Bild: Aus Reudnitz kommt nicht nur Bier, sondern jetzt auch das Internet: Blick…
Zielstrebig steigt Yannik Völker durch eine kleine Luke auf das Dach eines
Altbauhauses im Leipziger Osten. Mithilfe der Dachtritte des
Schornsteinfegers gelangt er zum Giebel – von Höhenangst keine Spur. Um den
Schornstein herum hängen, nach verschiedenen Richtungen ausgerichtet,
kleine weiße Geräte und blinken. Es sind die Richtfunkantennen des
Do-it-yourself-Internetproviders ReudNetz.
Auch auf den Dächern der Kunden sind die kleinen Kästen montiert. So kann
bei jedem Wetter über mehrere Kilometer hinweg eine Verbindung hergestellt
werden, erläutert Völker geduldig die technische Seite des Projekts.

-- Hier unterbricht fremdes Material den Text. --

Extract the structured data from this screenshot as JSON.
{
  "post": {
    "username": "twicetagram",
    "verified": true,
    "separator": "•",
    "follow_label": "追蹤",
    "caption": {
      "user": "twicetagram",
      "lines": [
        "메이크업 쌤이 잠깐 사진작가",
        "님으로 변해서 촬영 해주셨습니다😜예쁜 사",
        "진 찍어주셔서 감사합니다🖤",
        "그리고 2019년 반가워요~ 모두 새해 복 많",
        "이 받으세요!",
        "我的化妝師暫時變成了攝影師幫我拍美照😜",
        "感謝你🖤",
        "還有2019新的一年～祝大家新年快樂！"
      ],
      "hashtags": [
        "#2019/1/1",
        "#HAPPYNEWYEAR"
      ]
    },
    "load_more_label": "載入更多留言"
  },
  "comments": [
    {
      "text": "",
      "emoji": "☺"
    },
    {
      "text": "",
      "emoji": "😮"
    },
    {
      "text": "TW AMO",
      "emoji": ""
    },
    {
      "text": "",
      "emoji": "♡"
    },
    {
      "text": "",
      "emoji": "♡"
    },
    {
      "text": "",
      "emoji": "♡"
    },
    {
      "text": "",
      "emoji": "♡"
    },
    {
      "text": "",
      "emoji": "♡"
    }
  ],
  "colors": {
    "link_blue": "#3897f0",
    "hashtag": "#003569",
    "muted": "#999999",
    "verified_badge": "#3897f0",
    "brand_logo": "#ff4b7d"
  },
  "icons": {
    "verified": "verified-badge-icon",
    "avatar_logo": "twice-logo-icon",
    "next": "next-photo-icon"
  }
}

Der junge Mann mit den schwarzen Locken hat zusammen mit drei anderen
ReudNetz ins Leben gerufen. Er spricht viel von seinem Projekt: Mit 20
anderen jungen Menschen lebt er in einer großen Wohngemeinschaft in jenem
Haus mit dem blinkenden Schornstein, um unabhängig vom Immobilienmarkt zu
sein. Und auch ReudNetz hat viel mit diesem Wunsch nach Unabhängigkeit und
Privatsphäre zu tun.
Einerseits ist ReudNetz ein Internetprovider wie die Telekom oder Kabel
Deutschland. Die Kunden bezahlen für den Zugang zum Internet. Aber statt
eines großen Konzerns, der deutschlandweit Menschen mit schnellem Internet
versorgt, handelt es sich bei dem Projekt im Leipziger Osten um einen
lokalen Anbieter, betrieben von den Bewohnern des Viertels. Es ist das
zweite Projekt dieser Art in Leipzig. Erreicht der Trend zum Regionalen nun
also auch die technische Infrastruktur? Und was bringt das?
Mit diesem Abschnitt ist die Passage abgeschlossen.